Dişi enerjisi ile şekillendirdiğimiz düşmanı kendi ellerimizle var ettik. Şimdi var ettiğimiz bu enerjiyi ait olduğu yüceliğe taşımak bizlerin elindedir.
Şimdi daha geç olmadan sebep olduğumuz ve yarattığımız bu enerjiyi dönüştürmenin vaktidir. Bir günde gelmediğimiz bu süreç elbette ki, bir günde iyileşmeyecektir. Ancak attığımız ilk adım ve takip eden her adım bizi geleceğe taşıyacaktır.
Onların iyileşmesi bizim kendimizi iyileştirmemizle mümkün olabilecektir. Beynimizi, bacaklarımızın arasında değil, ait olduğu yere taşımalıyız! Bu dünyanın bize kalmayacağını, ancak bizden sonraki nesillere temiz bırakma sorumluluğumuzu hatırlamalıyız. Vitrinlere, mankenlere, dedikodulara, dizilere, kuaförlere ayırdığımız vakitleri azaltarak, öğrenmeye ve bilgiye zaman ayırmalıyız. Onun, bunun, şunun ne yaptığıyla ilgilenmek yerine, “Biz ne yapıyoruz?” sorusunun cevaplarını oluşturmalıyız. Yapamadığımız bir şeyi başkasından da isteme hakkımızın olmadığının farkında olmalıyız. Kimse bizi taşımak zorunda değildir. Kendi yeteneklerimizle gelişmeliyiz.

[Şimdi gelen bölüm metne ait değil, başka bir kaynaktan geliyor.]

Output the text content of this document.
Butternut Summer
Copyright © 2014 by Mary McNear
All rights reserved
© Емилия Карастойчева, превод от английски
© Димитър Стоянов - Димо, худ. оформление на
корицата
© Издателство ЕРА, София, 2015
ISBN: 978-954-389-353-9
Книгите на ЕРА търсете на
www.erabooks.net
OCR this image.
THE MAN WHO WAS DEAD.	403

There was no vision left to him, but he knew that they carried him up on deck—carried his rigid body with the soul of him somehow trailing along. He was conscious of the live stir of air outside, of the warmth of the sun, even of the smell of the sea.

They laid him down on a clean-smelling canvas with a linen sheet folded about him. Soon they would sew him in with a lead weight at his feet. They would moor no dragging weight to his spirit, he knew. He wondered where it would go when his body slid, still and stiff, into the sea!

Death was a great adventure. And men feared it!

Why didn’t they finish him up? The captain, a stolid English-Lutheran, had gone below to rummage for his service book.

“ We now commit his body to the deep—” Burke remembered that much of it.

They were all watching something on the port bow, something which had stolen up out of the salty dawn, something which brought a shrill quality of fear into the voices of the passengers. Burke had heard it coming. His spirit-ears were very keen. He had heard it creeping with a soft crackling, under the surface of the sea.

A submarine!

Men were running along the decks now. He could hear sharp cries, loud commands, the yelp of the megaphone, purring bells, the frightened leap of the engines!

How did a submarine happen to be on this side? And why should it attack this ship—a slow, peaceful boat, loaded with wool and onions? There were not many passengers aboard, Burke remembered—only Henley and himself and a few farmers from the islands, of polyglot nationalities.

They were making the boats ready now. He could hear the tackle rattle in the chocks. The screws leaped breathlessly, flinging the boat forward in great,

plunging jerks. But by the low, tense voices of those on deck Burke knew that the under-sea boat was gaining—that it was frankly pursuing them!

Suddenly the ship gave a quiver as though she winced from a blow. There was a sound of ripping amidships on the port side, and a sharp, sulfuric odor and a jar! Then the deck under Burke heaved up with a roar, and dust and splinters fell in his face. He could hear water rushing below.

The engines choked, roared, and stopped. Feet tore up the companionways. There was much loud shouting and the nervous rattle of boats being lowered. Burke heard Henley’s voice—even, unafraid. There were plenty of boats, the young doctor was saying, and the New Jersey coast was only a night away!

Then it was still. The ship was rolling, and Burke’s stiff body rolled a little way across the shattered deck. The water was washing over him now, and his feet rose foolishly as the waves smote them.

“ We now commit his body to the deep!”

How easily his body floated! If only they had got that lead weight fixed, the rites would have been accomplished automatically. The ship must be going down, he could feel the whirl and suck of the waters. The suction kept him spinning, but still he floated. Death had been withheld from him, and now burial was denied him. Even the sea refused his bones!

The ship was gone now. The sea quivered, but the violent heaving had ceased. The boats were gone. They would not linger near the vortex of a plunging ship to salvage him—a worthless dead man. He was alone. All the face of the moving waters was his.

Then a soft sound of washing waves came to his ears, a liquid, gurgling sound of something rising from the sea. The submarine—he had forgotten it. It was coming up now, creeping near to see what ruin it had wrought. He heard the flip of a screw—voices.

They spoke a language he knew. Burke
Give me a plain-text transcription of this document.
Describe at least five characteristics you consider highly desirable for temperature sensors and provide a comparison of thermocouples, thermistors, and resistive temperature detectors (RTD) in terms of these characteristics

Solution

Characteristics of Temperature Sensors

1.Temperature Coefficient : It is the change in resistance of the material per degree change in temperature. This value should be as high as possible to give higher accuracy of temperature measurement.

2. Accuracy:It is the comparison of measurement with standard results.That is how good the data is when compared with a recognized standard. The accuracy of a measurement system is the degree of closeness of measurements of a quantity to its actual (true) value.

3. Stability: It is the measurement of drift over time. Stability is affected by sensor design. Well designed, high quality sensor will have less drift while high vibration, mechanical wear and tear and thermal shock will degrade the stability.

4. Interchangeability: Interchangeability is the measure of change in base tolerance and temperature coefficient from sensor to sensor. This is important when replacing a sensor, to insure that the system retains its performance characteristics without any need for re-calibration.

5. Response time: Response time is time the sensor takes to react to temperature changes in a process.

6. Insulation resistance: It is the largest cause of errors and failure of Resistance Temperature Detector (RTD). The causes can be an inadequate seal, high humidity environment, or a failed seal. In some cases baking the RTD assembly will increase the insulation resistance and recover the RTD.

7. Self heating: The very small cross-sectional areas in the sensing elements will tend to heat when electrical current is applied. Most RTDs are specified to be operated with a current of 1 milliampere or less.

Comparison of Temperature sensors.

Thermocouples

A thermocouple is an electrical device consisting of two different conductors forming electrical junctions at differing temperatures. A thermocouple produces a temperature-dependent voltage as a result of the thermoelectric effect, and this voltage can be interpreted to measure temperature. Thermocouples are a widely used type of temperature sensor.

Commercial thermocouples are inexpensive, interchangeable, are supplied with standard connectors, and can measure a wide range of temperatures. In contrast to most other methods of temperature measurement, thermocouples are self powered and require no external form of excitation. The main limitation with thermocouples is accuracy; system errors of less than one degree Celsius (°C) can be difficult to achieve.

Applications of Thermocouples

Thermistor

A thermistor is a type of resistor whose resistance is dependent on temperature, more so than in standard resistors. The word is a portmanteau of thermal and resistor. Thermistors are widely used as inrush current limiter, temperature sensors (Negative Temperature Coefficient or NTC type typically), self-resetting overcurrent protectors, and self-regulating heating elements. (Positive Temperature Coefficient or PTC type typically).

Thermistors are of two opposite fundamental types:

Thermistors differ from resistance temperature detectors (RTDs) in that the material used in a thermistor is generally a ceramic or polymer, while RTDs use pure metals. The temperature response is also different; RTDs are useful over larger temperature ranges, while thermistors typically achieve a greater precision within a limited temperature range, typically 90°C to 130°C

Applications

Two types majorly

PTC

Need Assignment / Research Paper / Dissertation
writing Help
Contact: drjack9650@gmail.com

Birilerinin bizi anlamasını beklemek yerine kendimizi anlamayı denemeliyiz. En büyük yeteneğimiz olan yaratıcılık, üretkenliktir. Verimliliği aktive etmenin arayışı içinde hareket etmeliyiz.
Negatif duyguların yıkıcılığını, farkındalıkla dönüştürmeliyiz.
Bütün bunlar bizim çok zamanımızı alacak, bizi yoracak ve acıtacaktır. Bu, bizlerin gelecek nesiller adına ödeyeceğimiz bedel olacaktır. Ancak geride bırakacağımız bir tek miras, onursal değerlerimiz olacaktır.
Bir sonraki ayda farklı bir başlıkta buluşmak dileklerimle..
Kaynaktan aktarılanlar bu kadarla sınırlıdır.